It is often said by Chrysippus, that there is without the world an infinite vacuum, and that this infinity has neither beginning, middle, nor end. And by this the Stoics chiefly refute that spontaneous motion of the atoms downward, which is taught by Epicurus; there not being in

infinity any difference according to which one thing is thought to be above, another below. But in his Fourth Book of Things Possible, having supposed a certain middle place and middle region, he says that the world is situated there. The words are these: Wherefore, if it is to be said of the world that it is corruptible, this seems to want proof; yet nevertheless it rather appears to me to be so. However, its occupation of the place wherein it stands cooperates very much towards its seeming to be incorruptible, because it is in the midst; since if it were thought to be anywhere else, corruption would absolutely take hold of it. And again, a little after: For so also in a manner has essence happened eternally to possess the middle place, being immediately from the beginning such as it is; so that both by another manner and through this chance it admits not any corruption, and is therefore eternal. These words have one apparent and visible contradiction, to wit, his admitting a certain middle place and middle region in infinity. They have also a second, more obscure indeed, but withal more absurd than this. For thinking that the world would not have remained incorruptible if its situation had happened to have been in any other part of the vacuum, he manifestly appears to have feared lest, the parts of essence moving towards the middle, there should be a dissolution and corruption of the world. Now this he would not have feared, had he not thought that bodies do by nature tend from every place towards the middle, not of essence, but of the region containing essence; of which also he has frequently spoken, as of a thing impossible and contrary to Nature; for that (as he says) there is not in the vacuum any difference by which bodies are drawn rather this way than that way, but the construction of the world is the cause of motion, bodies inclining and being carried from every side to the centre and middle of it. It is sufficient to this purpose, to set down the text out of his
Second Book of Motion; for having discoursed, that the world indeed is a perfect body, but that the parts of the world are not perfect, because they have in some sort respect to the whole and are not of themselves; and going forward concerning its motion, as having been framed by Nature to be moved by all its parts towards compaction and cohesion, and not towards dissolution and breaking, he says thus: But the universe thus tending and being moved to the same point, and the parts having the same motion from the nature of the body, it is probable that all bodies have this first motion according to Nature towards the centre of the world,—the world being thus moved as regards itself, and the parts being thus moved as being its parts. What then ailed you, good sir (might some one say to him), that you have so far forgotten those words, as to affirm that the world, if it had not casually possessed the middle place, would have been dissoluble and corruptible? For if it is by Nature so framed as always to incline towards the middle, and its parts from every side tend to the same, into what place soever of the vacuum it should have been transposed,—thus containing and (as it were) embracing itself,—it would have remained incorruptible and without danger of breaking. For things that are broken and dissipated suffer this by the separation and dissolution of their parts, every one of them hasting to its own place from that which it had contrary to Nature. But you, being of opinion that, if the world should have been seated in any other place of the vacuum, it would have been wholly liable to corruption, and affirming the same, and therefore asserting a middle in that which naturally can have no middle,— to wit, in that which is infinite,—have indeed dismissed these tensions, coherences, and inclinations, as having nothing available to its preservation, and attributed all the cause of its permanency to the possession of place. And, as if you were ambitious to confute yourself, to the things
you have said before you join this also: In whatsoever manner every one of the parts moves, being coherent to the rest, it is agreeable to reason that in the same also the whole should move by itself; yea, though we should, for argument’s sake, imagine and suppose it to be in some vacuity of this world; for as, being kept in on every side, it would move towards the middle, so it would continue in the same motion, though by way of disputation we should admit that there were on a sudden a vacuum round about it. No part then whatsoever, though encompassed by a vacuum, loses its inclination moving it towards the middle of the world; but the world itself, if chance had not prepared it a place in the middle, would have lost its containing vigor, the parts of its essence being carried some one way, some another.

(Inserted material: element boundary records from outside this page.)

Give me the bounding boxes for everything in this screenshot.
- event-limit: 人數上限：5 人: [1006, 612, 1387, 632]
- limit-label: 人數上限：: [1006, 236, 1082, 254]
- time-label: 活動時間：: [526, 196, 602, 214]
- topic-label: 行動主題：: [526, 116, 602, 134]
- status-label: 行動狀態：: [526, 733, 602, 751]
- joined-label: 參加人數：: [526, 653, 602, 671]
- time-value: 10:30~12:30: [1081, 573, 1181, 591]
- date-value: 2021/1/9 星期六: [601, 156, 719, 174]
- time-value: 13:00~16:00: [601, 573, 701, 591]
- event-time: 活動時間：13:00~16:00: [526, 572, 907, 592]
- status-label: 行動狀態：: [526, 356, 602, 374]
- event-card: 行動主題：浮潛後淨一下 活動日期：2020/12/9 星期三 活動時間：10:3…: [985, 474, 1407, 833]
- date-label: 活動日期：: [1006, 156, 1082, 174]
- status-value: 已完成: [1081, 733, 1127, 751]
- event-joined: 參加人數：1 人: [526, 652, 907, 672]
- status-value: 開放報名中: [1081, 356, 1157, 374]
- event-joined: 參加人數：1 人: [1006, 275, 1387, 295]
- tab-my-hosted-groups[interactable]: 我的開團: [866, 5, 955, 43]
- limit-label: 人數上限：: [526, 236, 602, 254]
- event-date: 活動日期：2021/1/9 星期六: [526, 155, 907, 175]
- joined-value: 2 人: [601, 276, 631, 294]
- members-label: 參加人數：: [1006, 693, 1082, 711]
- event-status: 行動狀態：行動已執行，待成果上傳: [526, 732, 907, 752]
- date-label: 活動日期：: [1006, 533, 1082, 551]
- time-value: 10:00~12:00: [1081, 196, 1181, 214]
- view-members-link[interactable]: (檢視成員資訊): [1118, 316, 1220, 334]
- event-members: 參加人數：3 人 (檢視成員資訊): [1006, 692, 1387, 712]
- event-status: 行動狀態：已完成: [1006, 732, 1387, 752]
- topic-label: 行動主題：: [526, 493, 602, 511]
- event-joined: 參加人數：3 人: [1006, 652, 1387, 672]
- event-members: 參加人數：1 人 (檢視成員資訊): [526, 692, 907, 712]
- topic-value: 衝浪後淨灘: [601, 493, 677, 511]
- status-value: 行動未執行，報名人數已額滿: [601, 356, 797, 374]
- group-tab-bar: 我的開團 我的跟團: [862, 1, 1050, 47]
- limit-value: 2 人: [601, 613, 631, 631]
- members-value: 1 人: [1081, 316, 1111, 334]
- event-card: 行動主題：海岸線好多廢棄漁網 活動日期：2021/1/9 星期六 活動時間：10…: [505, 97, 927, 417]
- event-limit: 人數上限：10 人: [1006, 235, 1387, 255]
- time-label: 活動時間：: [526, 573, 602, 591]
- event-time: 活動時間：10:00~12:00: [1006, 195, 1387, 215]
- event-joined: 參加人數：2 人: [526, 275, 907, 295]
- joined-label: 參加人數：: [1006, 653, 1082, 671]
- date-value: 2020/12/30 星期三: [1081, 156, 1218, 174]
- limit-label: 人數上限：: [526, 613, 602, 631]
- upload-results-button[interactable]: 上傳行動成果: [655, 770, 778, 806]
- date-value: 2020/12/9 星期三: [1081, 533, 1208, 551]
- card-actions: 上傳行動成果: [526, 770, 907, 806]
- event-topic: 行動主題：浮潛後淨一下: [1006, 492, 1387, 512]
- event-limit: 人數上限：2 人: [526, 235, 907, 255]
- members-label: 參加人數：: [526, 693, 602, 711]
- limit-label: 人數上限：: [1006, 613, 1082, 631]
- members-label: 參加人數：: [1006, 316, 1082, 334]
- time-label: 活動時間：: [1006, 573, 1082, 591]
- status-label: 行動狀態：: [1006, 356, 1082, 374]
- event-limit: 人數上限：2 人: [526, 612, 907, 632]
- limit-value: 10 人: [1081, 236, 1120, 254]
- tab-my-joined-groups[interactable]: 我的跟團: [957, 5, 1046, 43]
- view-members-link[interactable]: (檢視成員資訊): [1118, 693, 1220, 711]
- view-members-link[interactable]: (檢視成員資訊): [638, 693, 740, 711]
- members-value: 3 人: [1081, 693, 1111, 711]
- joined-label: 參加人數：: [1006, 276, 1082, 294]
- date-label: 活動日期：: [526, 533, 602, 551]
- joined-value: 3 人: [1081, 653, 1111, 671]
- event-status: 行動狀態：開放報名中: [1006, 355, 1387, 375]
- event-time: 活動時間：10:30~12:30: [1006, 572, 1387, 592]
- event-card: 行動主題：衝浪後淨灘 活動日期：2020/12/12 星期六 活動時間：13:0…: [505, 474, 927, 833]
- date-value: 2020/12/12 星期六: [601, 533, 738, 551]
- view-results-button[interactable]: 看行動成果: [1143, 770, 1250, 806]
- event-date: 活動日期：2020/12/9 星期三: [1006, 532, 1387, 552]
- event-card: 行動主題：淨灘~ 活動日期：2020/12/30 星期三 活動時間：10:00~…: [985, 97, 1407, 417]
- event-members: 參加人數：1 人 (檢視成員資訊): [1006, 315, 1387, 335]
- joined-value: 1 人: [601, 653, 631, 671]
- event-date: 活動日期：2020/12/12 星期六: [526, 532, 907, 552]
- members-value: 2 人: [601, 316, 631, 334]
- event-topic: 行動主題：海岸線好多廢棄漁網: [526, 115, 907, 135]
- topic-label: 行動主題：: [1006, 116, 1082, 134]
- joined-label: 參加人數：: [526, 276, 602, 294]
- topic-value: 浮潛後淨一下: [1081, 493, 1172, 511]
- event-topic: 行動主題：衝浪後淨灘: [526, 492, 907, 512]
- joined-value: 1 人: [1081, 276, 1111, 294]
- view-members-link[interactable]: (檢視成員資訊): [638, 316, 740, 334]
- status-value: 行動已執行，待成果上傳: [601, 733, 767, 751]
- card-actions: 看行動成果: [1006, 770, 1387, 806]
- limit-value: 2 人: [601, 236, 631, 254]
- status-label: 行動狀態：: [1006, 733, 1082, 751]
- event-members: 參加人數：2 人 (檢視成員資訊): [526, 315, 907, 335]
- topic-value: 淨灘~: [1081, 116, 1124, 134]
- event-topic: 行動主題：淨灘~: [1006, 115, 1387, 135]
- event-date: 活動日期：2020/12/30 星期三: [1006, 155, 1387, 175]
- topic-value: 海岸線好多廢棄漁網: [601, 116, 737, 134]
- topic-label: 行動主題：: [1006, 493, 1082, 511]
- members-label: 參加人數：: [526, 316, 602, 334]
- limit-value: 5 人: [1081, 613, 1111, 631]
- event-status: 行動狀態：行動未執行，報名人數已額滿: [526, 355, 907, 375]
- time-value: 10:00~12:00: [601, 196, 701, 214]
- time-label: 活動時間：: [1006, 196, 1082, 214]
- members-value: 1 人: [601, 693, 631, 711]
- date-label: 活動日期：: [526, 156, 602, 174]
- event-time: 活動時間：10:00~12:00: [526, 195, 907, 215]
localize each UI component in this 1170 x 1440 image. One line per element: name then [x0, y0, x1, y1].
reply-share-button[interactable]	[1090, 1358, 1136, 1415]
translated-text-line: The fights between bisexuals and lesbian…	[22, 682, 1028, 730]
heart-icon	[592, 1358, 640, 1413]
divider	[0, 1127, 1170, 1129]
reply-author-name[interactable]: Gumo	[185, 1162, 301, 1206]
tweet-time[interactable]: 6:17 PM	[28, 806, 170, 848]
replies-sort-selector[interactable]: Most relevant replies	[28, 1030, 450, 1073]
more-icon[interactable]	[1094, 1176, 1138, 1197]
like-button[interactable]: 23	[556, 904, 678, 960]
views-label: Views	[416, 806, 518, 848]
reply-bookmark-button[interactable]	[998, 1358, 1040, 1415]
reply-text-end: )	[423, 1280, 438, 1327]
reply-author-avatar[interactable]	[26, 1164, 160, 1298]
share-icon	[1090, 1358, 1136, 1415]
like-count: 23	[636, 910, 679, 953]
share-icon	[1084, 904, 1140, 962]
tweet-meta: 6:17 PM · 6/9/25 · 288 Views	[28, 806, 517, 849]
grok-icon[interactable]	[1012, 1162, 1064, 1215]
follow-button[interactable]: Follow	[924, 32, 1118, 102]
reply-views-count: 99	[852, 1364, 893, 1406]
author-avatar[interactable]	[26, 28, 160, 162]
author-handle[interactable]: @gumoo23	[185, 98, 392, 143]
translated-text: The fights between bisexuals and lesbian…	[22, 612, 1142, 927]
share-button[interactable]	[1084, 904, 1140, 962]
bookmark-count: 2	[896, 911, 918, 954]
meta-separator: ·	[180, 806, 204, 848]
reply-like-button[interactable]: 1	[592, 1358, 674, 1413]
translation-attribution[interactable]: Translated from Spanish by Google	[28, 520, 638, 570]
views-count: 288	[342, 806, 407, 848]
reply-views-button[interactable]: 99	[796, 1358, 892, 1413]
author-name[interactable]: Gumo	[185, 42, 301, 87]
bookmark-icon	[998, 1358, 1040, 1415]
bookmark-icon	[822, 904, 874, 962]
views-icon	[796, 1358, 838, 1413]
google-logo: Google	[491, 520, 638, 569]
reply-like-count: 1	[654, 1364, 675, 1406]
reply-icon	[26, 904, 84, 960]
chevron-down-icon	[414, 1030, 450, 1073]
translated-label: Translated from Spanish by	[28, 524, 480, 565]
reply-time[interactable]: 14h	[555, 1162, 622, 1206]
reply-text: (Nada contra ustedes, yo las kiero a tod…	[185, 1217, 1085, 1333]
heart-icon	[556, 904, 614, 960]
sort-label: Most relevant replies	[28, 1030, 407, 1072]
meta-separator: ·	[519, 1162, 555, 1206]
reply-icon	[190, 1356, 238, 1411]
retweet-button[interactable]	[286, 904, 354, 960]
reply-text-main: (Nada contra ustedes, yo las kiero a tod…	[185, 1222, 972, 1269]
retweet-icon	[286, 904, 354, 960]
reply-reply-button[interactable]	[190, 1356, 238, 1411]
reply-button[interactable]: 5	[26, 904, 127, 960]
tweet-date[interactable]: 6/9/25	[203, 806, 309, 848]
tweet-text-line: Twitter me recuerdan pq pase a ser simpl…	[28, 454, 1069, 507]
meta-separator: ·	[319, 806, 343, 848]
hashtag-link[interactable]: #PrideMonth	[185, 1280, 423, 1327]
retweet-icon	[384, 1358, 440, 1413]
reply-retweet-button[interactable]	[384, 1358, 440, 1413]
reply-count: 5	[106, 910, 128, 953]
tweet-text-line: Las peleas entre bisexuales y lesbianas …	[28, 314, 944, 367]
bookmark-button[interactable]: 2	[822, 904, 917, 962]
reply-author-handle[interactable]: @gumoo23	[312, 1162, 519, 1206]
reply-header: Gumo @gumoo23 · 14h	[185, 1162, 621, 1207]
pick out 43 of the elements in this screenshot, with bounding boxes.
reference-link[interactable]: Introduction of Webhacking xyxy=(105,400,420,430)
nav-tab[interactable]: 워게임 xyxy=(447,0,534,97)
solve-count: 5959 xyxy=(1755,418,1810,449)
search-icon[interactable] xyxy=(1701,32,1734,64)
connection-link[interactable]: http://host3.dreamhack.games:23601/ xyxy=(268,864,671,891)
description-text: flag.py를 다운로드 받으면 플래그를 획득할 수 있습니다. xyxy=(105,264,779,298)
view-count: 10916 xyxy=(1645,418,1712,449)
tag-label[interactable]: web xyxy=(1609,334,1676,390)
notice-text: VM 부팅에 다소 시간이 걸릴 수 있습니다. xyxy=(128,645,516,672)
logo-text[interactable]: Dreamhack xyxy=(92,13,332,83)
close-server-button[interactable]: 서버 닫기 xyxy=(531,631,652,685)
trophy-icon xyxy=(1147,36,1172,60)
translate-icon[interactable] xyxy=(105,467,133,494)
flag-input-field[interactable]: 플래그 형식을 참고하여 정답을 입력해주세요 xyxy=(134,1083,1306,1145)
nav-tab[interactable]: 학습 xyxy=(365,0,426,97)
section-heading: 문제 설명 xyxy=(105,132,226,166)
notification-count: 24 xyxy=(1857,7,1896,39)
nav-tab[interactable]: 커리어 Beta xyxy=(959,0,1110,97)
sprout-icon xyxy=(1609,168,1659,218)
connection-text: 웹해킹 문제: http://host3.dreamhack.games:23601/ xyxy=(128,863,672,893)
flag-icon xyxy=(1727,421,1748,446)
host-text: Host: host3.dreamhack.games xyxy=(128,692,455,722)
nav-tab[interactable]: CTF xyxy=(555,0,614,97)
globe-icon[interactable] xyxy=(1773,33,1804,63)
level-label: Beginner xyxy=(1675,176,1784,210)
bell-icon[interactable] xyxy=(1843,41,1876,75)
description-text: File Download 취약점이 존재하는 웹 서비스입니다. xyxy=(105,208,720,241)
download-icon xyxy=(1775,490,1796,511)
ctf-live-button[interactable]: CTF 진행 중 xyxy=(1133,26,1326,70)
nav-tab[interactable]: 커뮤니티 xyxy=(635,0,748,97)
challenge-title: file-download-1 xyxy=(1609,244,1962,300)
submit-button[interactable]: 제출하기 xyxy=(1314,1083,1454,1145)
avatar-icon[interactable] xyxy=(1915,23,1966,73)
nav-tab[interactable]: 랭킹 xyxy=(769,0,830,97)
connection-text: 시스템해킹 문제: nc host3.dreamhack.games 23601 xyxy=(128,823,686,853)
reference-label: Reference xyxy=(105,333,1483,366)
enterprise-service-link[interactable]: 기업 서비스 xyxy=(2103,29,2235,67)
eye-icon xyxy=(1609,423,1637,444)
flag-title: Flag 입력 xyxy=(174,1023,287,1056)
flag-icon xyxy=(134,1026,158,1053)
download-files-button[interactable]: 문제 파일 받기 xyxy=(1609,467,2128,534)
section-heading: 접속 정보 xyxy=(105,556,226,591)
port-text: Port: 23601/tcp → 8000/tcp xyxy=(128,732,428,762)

And these things indeed contain great contradictions to natural reason; but this is also repugnant to the doctrine concerning God and Providence, that assigning to them the least causes, he takes from them the most principal and greatest. For what is more principal than the permanency of the world, or that its essence, united in its parts, is contained in itself? But this, as Chrysippus says, fell out casually. For if the possession of place is the cause of incorruptibility, and this was the production of chance, it is manifest that the preservation of the universe is a work of chance, and not of Fate and Providence.